Dans quelques heures, ce soir, l'homme sera assis sur un banc dans le parc près de son hôtel, la tête dans les mains. Si, furtivement, passe encore un écureuil près de lui, perdu dans ses pensées, encore sous le choc, il ne le verra plus. Il était monté à Paris pour venir jouer une finale - et la gagner - comme les précédentes.



Maintenant, il est debout devant son pupitre numérique, une espèce de piano miniature. Il a la même tenue décontractée, col de chemise largement ouvert sous un gilet sport. Juste un peu plus tendu que d'ordinaire. Le public du studio de télévision le connait bien et perçoit qu'il a perdu de sa superbe ; regard moins perçant, ironie moins marquée au coin des lèvres. Et cette fois, le champion en titre ne toise pas son challenger. 
Derrière leur écran de TV, ceux que d'habitude il agace à cause de son air toujours vainqueur et assuré prendraient presque son parti alors que d’autres commencent à bicher, espérant goûter une petite revanche silencieuse qui nourrira leur jalousie.

Il avait épaté en réussissant un « strike » avec les huit lettres ‘AAEUPQST’.
Mais faussement modeste, il ne voulait pas qu'on fasse tout un « pataquès » de ce succès qui lui rapporta quand même « vingt mille z'euros », insistèrent les envieux.

Avant de se rendre à cette finale dans les studios proches des Buttes Chaumont, il avait attendu l'autobus près du Parc. Un écureuil était venu vers lui et ils s'étaient regardés droit dans les yeux. Avait-il vu quelque chose dans le regard animal ?
Il croit se souvenir avoir eu une sorte de pressentiment à ce moment-là... Mais quoi ? On peut toujours dire ce qu'on veut après coup. Certains font toute une histoire de ces croyances. Des bêtises tout ça ! 
Un léger vent lui avait caressé la nuque, faisant frissonner sa chevelure sous le col de sa parka noire marquée "Extreme Land - Difficile Expedition". Elle porte un logo rouge en forme de bison, ou peut-être de carte de la Suisse.
Le petit animal roux s'était enfui à l'arrivée du bus. Bruit sec d'échappement qui l’avait fait remonter dans les branches.

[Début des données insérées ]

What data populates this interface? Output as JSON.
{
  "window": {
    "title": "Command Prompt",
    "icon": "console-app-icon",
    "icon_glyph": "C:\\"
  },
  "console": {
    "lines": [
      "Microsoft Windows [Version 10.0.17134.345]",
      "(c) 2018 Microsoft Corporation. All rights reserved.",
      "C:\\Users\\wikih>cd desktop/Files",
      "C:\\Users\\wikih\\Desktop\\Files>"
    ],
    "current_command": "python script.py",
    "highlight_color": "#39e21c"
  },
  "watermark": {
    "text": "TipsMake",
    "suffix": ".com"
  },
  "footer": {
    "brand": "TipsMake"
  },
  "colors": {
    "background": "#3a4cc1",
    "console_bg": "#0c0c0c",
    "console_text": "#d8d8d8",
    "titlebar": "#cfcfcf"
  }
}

Sur le bus, un panneau publicitaire pour le Canada avait attiré le regard de l’homme : grands espaces, lacs miroirs vert d'eau, forêts à perte de vue ; glaciers majestueux, glaciers froids…
Le bus reparti, l'homme était resté planté là ; plus qu’une étendue blanche devant lui. "On venait de passer le grand sérac bleu dans le couloir des Écrins ; j'avais mal arrimé mon piolet et glissé sur une plaque ; la corde qui m'assurait s'était tendue et ...". Dix ans déjà ; vide sombre et laiteux ; la fissure n’était pas refermée. Un klaxon l’avait sorti de sa torpeur. Tant pis pour le bus, il ira à pied aux studios, il n'a qu'à traverser le parc. L'air est frais. Dans les allées silencieuses on entend le claquement doux des bourgeons qui éclatent ; plus loin c'est le coin des enfants ; un ballon roule dans ses pieds et finit de le réveiller.
L'homme a la soixantaine passée. Son visage est beau, chargé d’histoires de vent, de soleil et de froid qui ont laissé des traces. Lunettes cerclées aux doubles branches métalliques,  soulignées de vert et de blanc, cheveux gris-brun argentés et ondulés. C'est dans les régions sauvages du Grand Nord et dans les hautes montagnes d’Europe qu'il a roulé sa bosse pendant des années, toujours en quête d’aventures et de nouveaux défis. Pendant les pics de grand froid, il rentrait dans son Vercors natal pour les conter. Il avait soudainement arrêté de bourlinguer et, amoureux des lettres et des mots, s'était reconverti aux jeux concours puis s'était retrouvé candidat à des jeux télévisés.

La finale est serrée, son challenger le talonne quand il ne prend pas l’avantage. Ce coup-ci, notre homme joue son va-tout avec huit lettres encore : « AEECRSSV ».
Gros plan sur le candidat. Il semble avoir eu un déclic, mais il lève imperceptiblement la tête en inspirant, ses narines s’enflent, ses yeux s’assombrissent, ses prunelles font d’abord un mouvement vers le haut, lui donnant un regard vide, puis viennent fixer un point imaginaire vers la gauche avant de redescendre. Ses sourcils s’alourdissent. Un léger rictus se dessine sous ses lèvres closes. L’ombre des projecteurs s’y arrête. Sa bouche ébauche des paroles muettes. Il tapote le pouce de son poing droit sur son menton puis toute sa main s’ouvre pour cacher le bas de son visage. Son corps  est incliné en avant, pesant sur le pupitre. Curieusement, il a soudain très froid.